Margaret Atwood to leave unread manuscript for posterity as part of The Future Library project

September 5, 2014 by · Leave a Comment 

When one thinks of a futurist, one likely pictures a bespectacled tech-industry CEO or a scientist toiling away in an obscure nuclear laboratory. One probably doesn’t think of a Man Booker Prize–winning novelist. But Margaret Atwood has long had one eye on the future, and now she’s backing that up with a new piece of writing that, if all goes according to plan, no one but her will read for the next hundred years.

According to Alison Flood in the Guardian, Atwood has teamed with the Scottish artist Katie Paterson on what is being called The Future Library project: a sealed archive of manuscripts – one per year for the next century – that will be kept in Oslo until the various works are printed in the year 2114.

From the Guardian:

Atwood has just been named as the first contributor to an astonishing new public artwork.

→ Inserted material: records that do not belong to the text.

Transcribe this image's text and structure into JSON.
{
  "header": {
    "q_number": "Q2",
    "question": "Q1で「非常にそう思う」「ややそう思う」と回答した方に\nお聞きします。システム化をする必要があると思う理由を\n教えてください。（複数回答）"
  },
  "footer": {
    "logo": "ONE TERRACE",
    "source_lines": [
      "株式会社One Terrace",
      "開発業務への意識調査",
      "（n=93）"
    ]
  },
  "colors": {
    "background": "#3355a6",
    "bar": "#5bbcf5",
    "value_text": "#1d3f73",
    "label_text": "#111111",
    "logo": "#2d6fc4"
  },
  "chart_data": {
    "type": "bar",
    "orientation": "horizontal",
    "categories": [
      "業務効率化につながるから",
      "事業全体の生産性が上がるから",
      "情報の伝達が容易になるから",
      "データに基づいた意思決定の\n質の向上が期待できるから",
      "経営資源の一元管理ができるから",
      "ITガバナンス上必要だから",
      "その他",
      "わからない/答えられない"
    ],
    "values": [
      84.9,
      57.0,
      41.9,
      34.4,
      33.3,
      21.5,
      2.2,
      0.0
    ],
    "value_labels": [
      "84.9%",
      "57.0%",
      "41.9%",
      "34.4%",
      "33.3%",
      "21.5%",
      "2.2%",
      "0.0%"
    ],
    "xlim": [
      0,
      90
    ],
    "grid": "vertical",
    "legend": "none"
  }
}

The Future Library project, conceived by the award-winning young Scottish artist Katie Paterson, began, quietly, this summer, with the planting of a forest of 1,000 trees in Nordmarka, just outside Oslo. It will slowly unfold over the next century. Every year until 2114, one writer will be invited to contribute a new text to the collection, and in 2114, the trees will be cut down to provide the paper for the texts to be printed – and, finally, read.

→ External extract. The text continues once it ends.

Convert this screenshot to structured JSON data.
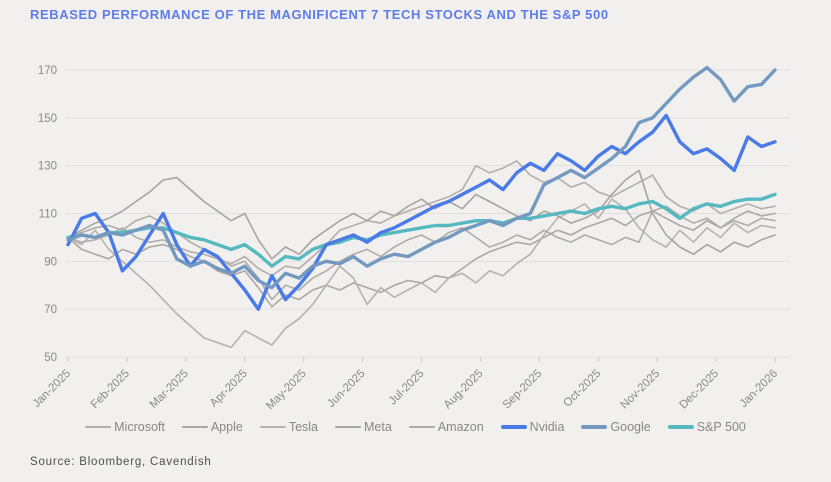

What is remarkable about this project – from all perspectives – is its optimism. Its very premise presumes that humans a) will still be reading books in the year 2114; b) will still be reading books on paper (take that, Jeff Bezos); c) will not, in the interim, have so ravished the planet that it will have been rendered uninhabitable; and d) will not have otherwise killed themselves off, or been killed off, by war, hubris, pestilence, famine, or the inevitable zombie apocalypse.

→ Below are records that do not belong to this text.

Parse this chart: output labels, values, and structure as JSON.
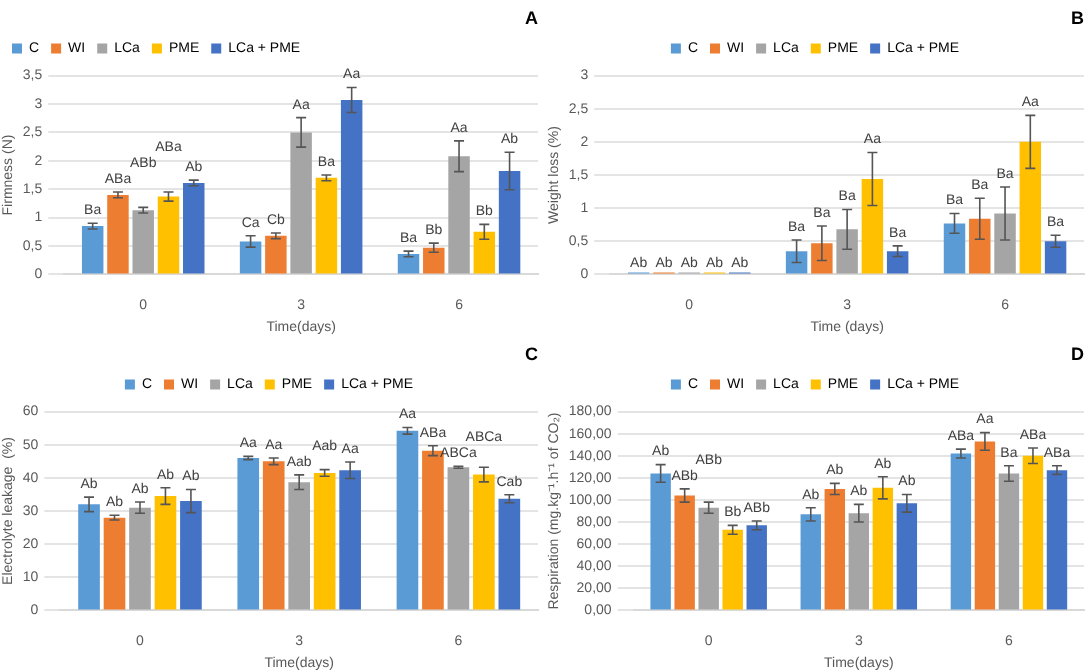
{
  "chart_data": [
    {
      "type": "bar",
      "title": "A",
      "xlabel": "Time(days)",
      "ylabel": "Firmness (N)",
      "categories": [
        "0",
        "3",
        "6"
      ],
      "legend": "top left",
      "grid": "y",
      "ylim": [
        0,
        3.5
      ],
      "yticks": [
        0,
        {
          "value": 0.5,
          "label": "0,5"
        },
        1,
        {
          "value": 1.5,
          "label": "1,5"
        },
        2,
        {
          "value": 2.5,
          "label": "2,5"
        },
        3,
        {
          "value": 3.5,
          "label": "3,5"
        }
      ],
      "series": [
        {
          "name": "C",
          "color": "#5b9bd5",
          "values": [
            0.85,
            0.58,
            0.36
          ],
          "errors": [
            0.05,
            0.1,
            0.05
          ],
          "value_labels": [
            "Ba",
            "Ca",
            "Ba"
          ]
        },
        {
          "name": "WI",
          "color": "#ed7d31",
          "values": [
            1.4,
            0.68,
            0.47
          ],
          "errors": [
            0.05,
            0.05,
            0.08
          ],
          "value_labels": [
            "ABa",
            "Cb",
            "Bb"
          ]
        },
        {
          "name": "LCa",
          "color": "#a5a5a5",
          "values": [
            1.13,
            2.5,
            2.08
          ],
          "errors": [
            0.05,
            0.26,
            0.27
          ],
          "value_labels": [
            "ABb",
            "Aa",
            "Aa"
          ]
        },
        {
          "name": "PME",
          "color": "#ffc000",
          "values": [
            1.37,
            1.7,
            0.75
          ],
          "errors": [
            0.08,
            0.05,
            0.13
          ],
          "value_labels": [
            "ABa",
            "Ba",
            "Bb"
          ]
        },
        {
          "name": "LCa + PME",
          "color": "#4472c4",
          "values": [
            1.61,
            3.07,
            1.82
          ],
          "errors": [
            0.05,
            0.22,
            0.33
          ],
          "value_labels": [
            "Ab",
            "Aa",
            "Ab"
          ]
        }
      ]
    },
    {
      "type": "bar",
      "title": "B",
      "xlabel": "Time (days)",
      "ylabel": "Weight loss (%)",
      "categories": [
        "0",
        "3",
        "6"
      ],
      "legend": "top",
      "grid": "y",
      "ylim": [
        0,
        3
      ],
      "yticks": [
        0,
        {
          "value": 0.5,
          "label": "0,5"
        },
        1,
        {
          "value": 1.5,
          "label": "1,5"
        },
        2,
        {
          "value": 2.5,
          "label": "2,5"
        },
        3
      ],
      "series": [
        {
          "name": "C",
          "color": "#5b9bd5",
          "values": [
            0,
            0.35,
            0.77
          ],
          "errors": [
            null,
            0.17,
            0.15
          ],
          "value_labels": [
            "Ab",
            "Ba",
            "Ba"
          ]
        },
        {
          "name": "WI",
          "color": "#ed7d31",
          "values": [
            0,
            0.47,
            0.84
          ],
          "errors": [
            null,
            0.26,
            0.31
          ],
          "value_labels": [
            "Ab",
            "Ba",
            "Ba"
          ]
        },
        {
          "name": "LCa",
          "color": "#a5a5a5",
          "values": [
            0,
            0.68,
            0.92
          ],
          "errors": [
            null,
            0.3,
            0.4
          ],
          "value_labels": [
            "Ab",
            "Ba",
            "Ba"
          ]
        },
        {
          "name": "PME",
          "color": "#ffc000",
          "values": [
            0,
            1.44,
            2.0
          ],
          "errors": [
            null,
            0.4,
            0.4
          ],
          "value_labels": [
            "Ab",
            "Aa",
            "Aa"
          ]
        },
        {
          "name": "LCa + PME",
          "color": "#4472c4",
          "values": [
            0,
            0.35,
            0.5
          ],
          "errors": [
            null,
            0.08,
            0.09
          ],
          "value_labels": [
            "Ab",
            "Ba",
            "Ba"
          ]
        }
      ]
    },
    {
      "type": "bar",
      "title": "C",
      "xlabel": "Time(days)",
      "ylabel": "Electrolyte leakage  (%)",
      "categories": [
        "0",
        "3",
        "6"
      ],
      "legend": "top",
      "grid": "y",
      "ylim": [
        0,
        60
      ],
      "yticks": [
        0,
        10,
        20,
        30,
        40,
        50,
        60
      ],
      "series": [
        {
          "name": "C",
          "color": "#5b9bd5",
          "values": [
            32,
            46,
            54.2
          ],
          "errors": [
            2.2,
            0.5,
            1
          ],
          "value_labels": [
            "Ab",
            "Aa",
            "Aa"
          ]
        },
        {
          "name": "WI",
          "color": "#ed7d31",
          "values": [
            28,
            45,
            48.2
          ],
          "errors": [
            0.7,
            1,
            1.5
          ],
          "value_labels": [
            "Ab",
            "Aa",
            "ABa"
          ]
        },
        {
          "name": "LCa",
          "color": "#a5a5a5",
          "values": [
            31,
            38.7,
            43.2
          ],
          "errors": [
            1.7,
            2.2,
            0.3
          ],
          "value_labels": [
            "Ab",
            "Aab",
            "ABCa"
          ]
        },
        {
          "name": "PME",
          "color": "#ffc000",
          "values": [
            34.5,
            41.5,
            41
          ],
          "errors": [
            2.5,
            1,
            2.2
          ],
          "value_labels": [
            "Ab",
            "Aab",
            "ABCa"
          ]
        },
        {
          "name": "LCa + PME",
          "color": "#4472c4",
          "values": [
            33,
            42.3,
            33.7
          ],
          "errors": [
            3.5,
            2.5,
            1.2
          ],
          "value_labels": [
            "Ab",
            "Aa",
            "Cab"
          ]
        }
      ]
    },
    {
      "type": "bar",
      "title": "D",
      "xlabel": "Time(days)",
      "ylabel": "Respiration (mg.kg⁻¹.h⁻¹ of CO₂)",
      "categories": [
        "0",
        "3",
        "6"
      ],
      "legend": "top",
      "grid": "y",
      "ylim": [
        0,
        180
      ],
      "yticks": [
        {
          "value": 0,
          "label": "0,00"
        },
        {
          "value": 20,
          "label": "20,00"
        },
        {
          "value": 40,
          "label": "40,00"
        },
        {
          "value": 60,
          "label": "60,00"
        },
        {
          "value": 80,
          "label": "80,00"
        },
        {
          "value": 100,
          "label": "100,00"
        },
        {
          "value": 120,
          "label": "120,00"
        },
        {
          "value": 140,
          "label": "140,00"
        },
        {
          "value": 160,
          "label": "160,00"
        },
        {
          "value": 180,
          "label": "180,00"
        }
      ],
      "series": [
        {
          "name": "C",
          "color": "#5b9bd5",
          "values": [
            124,
            87,
            142
          ],
          "errors": [
            8,
            6,
            4
          ],
          "value_labels": [
            "Ab",
            "Ab",
            "ABa"
          ]
        },
        {
          "name": "WI",
          "color": "#ed7d31",
          "values": [
            104,
            110,
            153
          ],
          "errors": [
            6,
            5,
            8
          ],
          "value_labels": [
            "ABb",
            "Ab",
            "Aa"
          ]
        },
        {
          "name": "LCa",
          "color": "#a5a5a5",
          "values": [
            93,
            88,
            124
          ],
          "errors": [
            5,
            8,
            7
          ],
          "value_labels": [
            "ABb",
            "Ab",
            "Ba"
          ]
        },
        {
          "name": "PME",
          "color": "#ffc000",
          "values": [
            73,
            111,
            140
          ],
          "errors": [
            4,
            10,
            7
          ],
          "value_labels": [
            "Bb",
            "Ab",
            "ABa"
          ]
        },
        {
          "name": "LCa + PME",
          "color": "#4472c4",
          "values": [
            77,
            97,
            127
          ],
          "errors": [
            4,
            8,
            4
          ],
          "value_labels": [
            "ABb",
            "Ab",
            "ABa"
          ]
        }
      ]
    }
  ]
}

But futurists are inherently optimistic and, despite frequent criticisms as to her bitter anger (especially regarding that half of the human population in possession of an XY chromosome), Atwood has always been a peculiarly optimistic writer. (Satirists are almost by definition optimists, because they presume that human beings are capable of change.)

Indeed, there is much in The Future Library project that would seem to appeal to Atwood, not least the environmental aspect involved in the planting of one thousand trees. There is also the historical element tied in to the presence of a printing press, which will be added to the library to print the books when the project culminates; that piece of technology may in fact be an obsolete antique by 2114. And there is an undeniable element of faith: both Atwood and Paterson will have shuffled off this mortal coil before the project wraps up, so neither will be alive to see the work they have seeded bloom. “Sometimes it does hit me,” Paterson says in the Guardian, “Oh my God, if I live to ninety, what will it be like then? It’s very exciting as an artist.”

My own favourite part of Atwood’s response to this project involves her stated “pleasure” in the prospect of not being around when her work is finally read. “You don’t have to be around for the part when if it’s a good review the publisher takes credit for it and if it’s a bad review it’s all your fault.”